Students: Speaking for the Majority

2 minute read
TIME

Munching hamburgers in an Atlanta Airport restaurant last December, Emory University Senior Remar (“Bubba”) Sutton and the school’s sophomore class president, Don Brunson, decided in a rush of anger that they were fed up with student protest against U.S. warfare in Viet Nam. They went back to Sutton’s dorm, talked all through the night with four other students, by morning had drafted a set of purposes for a new organization—Affirmation: Viet Nam. They dedicated it to demonstrating that “the opinion of the majority cannot be obscured by the voice of the minority.”

A.V.N. spread to some 50 college campuses in Georgia, grew so influential that two weeks ago it attracted more than 10,000 people to Atlanta Stadium, despite a driving rain, to hear Secretary of State Dean Rusk explain again that “the answer to the problem of peace is not in Washington—it is in Hanoi.” The group has organized 150 Georgia college students as a speakers’ bureau, dispatched them to about 400 meetings.

This success cost its student backers missed classes, slipping grades, weeks of 20-hour-a-day effort centered in a 20-room section of Emory’s Wesley Hall dormitory. The brashness of Bubba Sutton, 24-year-old son of a Marietta, Ga., building contractor and former student on the world-circling University of the Seven Seas, provided the main push.
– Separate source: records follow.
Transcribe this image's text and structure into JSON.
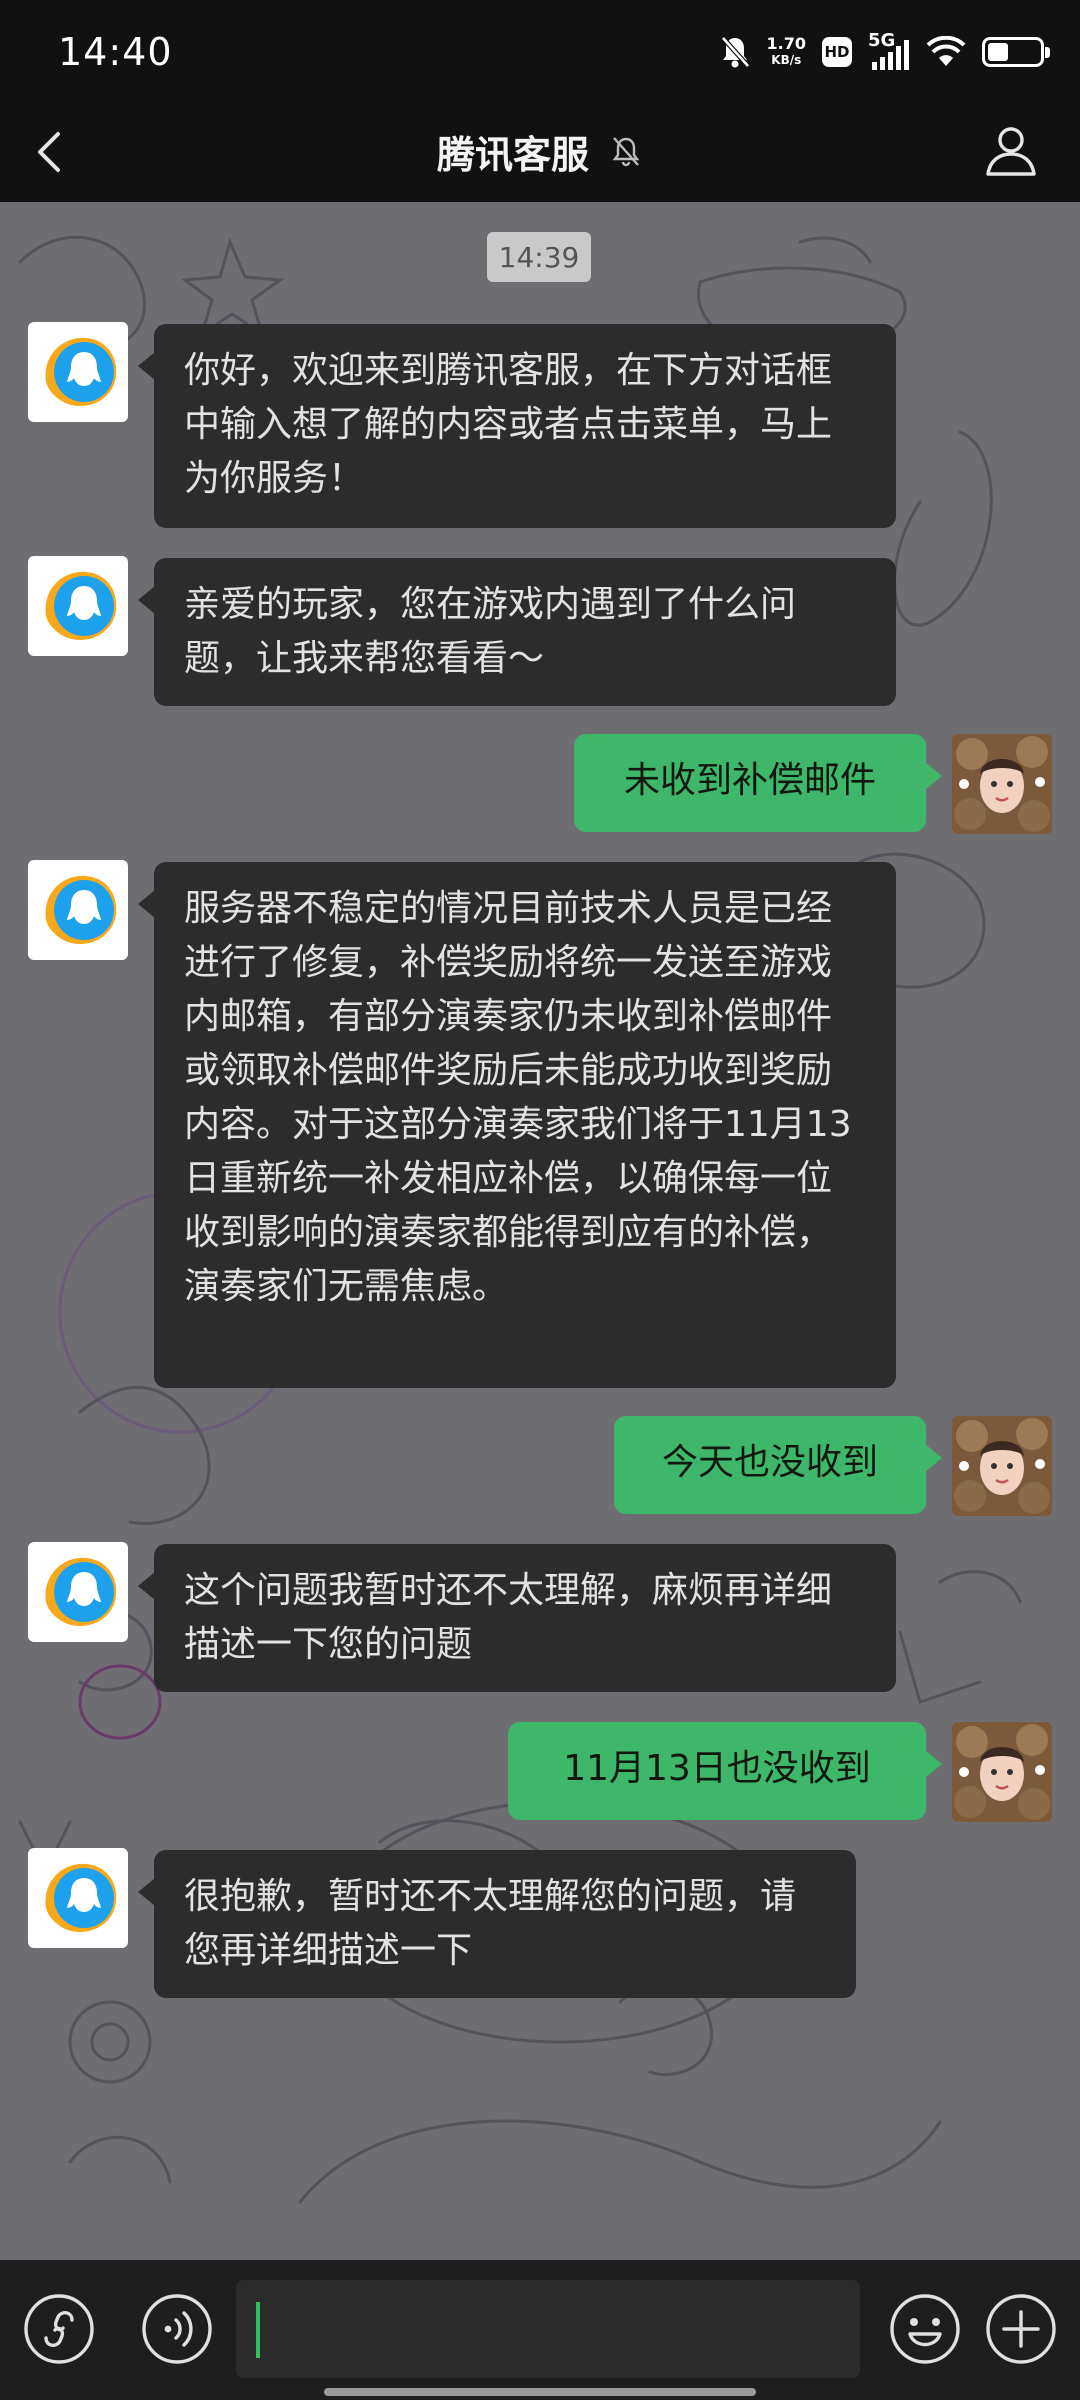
{
  "status_bar": {
    "time": "14:40",
    "net_speed_value": "1.70",
    "net_speed_unit": "KB/s",
    "hd_label": "HD",
    "network_label": "5G"
  },
  "header": {
    "title": "腾讯客服"
  },
  "chat": {
    "timestamp": "14:39",
    "messages": [
      {
        "from": "service",
        "text": "你好，欢迎来到腾讯客服，在下方对话框中输入想了解的内容或者点击菜单，马上为你服务！"
      },
      {
        "from": "service",
        "text": "亲爱的玩家，您在游戏内遇到了什么问题，让我来帮您看看～"
      },
      {
        "from": "user",
        "text": "未收到补偿邮件"
      },
      {
        "from": "service",
        "text": "服务器不稳定的情况目前技术人员是已经进行了修复，补偿奖励将统一发送至游戏内邮箱，有部分演奏家仍未收到补偿邮件或领取补偿邮件奖励后未能成功收到奖励内容。对于这部分演奏家我们将于11月13日重新统一补发相应补偿，以确保每一位收到影响的演奏家都能得到应有的补偿，演奏家们无需焦虑。"
      },
      {
        "from": "user",
        "text": "今天也没收到"
      },
      {
        "from": "service",
        "text": "这个问题我暂时还不太理解，麻烦再详细描述一下您的问题"
      },
      {
        "from": "user",
        "text": "11月13日也没收到"
      },
      {
        "from": "service",
        "text": "很抱歉，暂时还不太理解您的问题，请您再详细描述一下"
      }
    ]
  },
  "input_bar": {
    "input_value": "",
    "icons": [
      "mini-program-icon",
      "voice-icon",
      "emoji-icon",
      "plus-icon"
    ]
  },
  "colors": {
    "outgoing_bubble": "#3fb76b",
    "incoming_bubble": "#2c2c2c",
    "chat_background": "#6e6d72",
    "bars": "#111111"
  }
}
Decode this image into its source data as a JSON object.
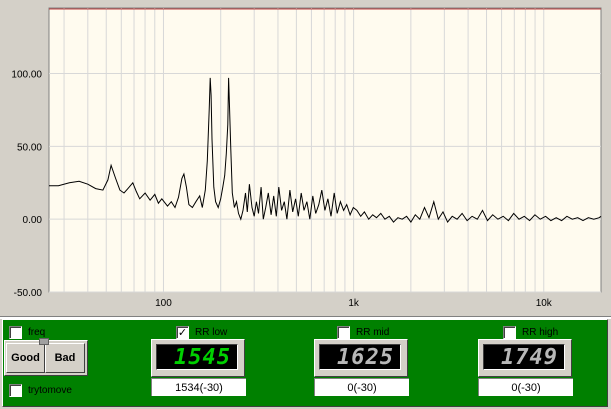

He flew to New York to gain the backing of General Lucius Clay, to Los Angeles to get Bob Hope to make part of a television special explaining A.V.N. to Georgia viewers, to Miami to get Singer Anita Bryant out of bed and persuade her to take part in the stadium rally.

A.V.N. has no plans to organize outside of Georgia, but its leaders have been invited by the South Viet Nam government to visit Viet Nam over the Easter vacation, and they expect to explain their views on the war on a world tour this summer. “You just can’t have the people on the negative side making all the noise,” insists Sutton. How about all the time already lost from classes? Argues A.V.N. Organizer Wayne Wood: “We are lucky enough to be in college, and this is the least we can do. I can give up my grades and time—it’s all I’ve got to give up.”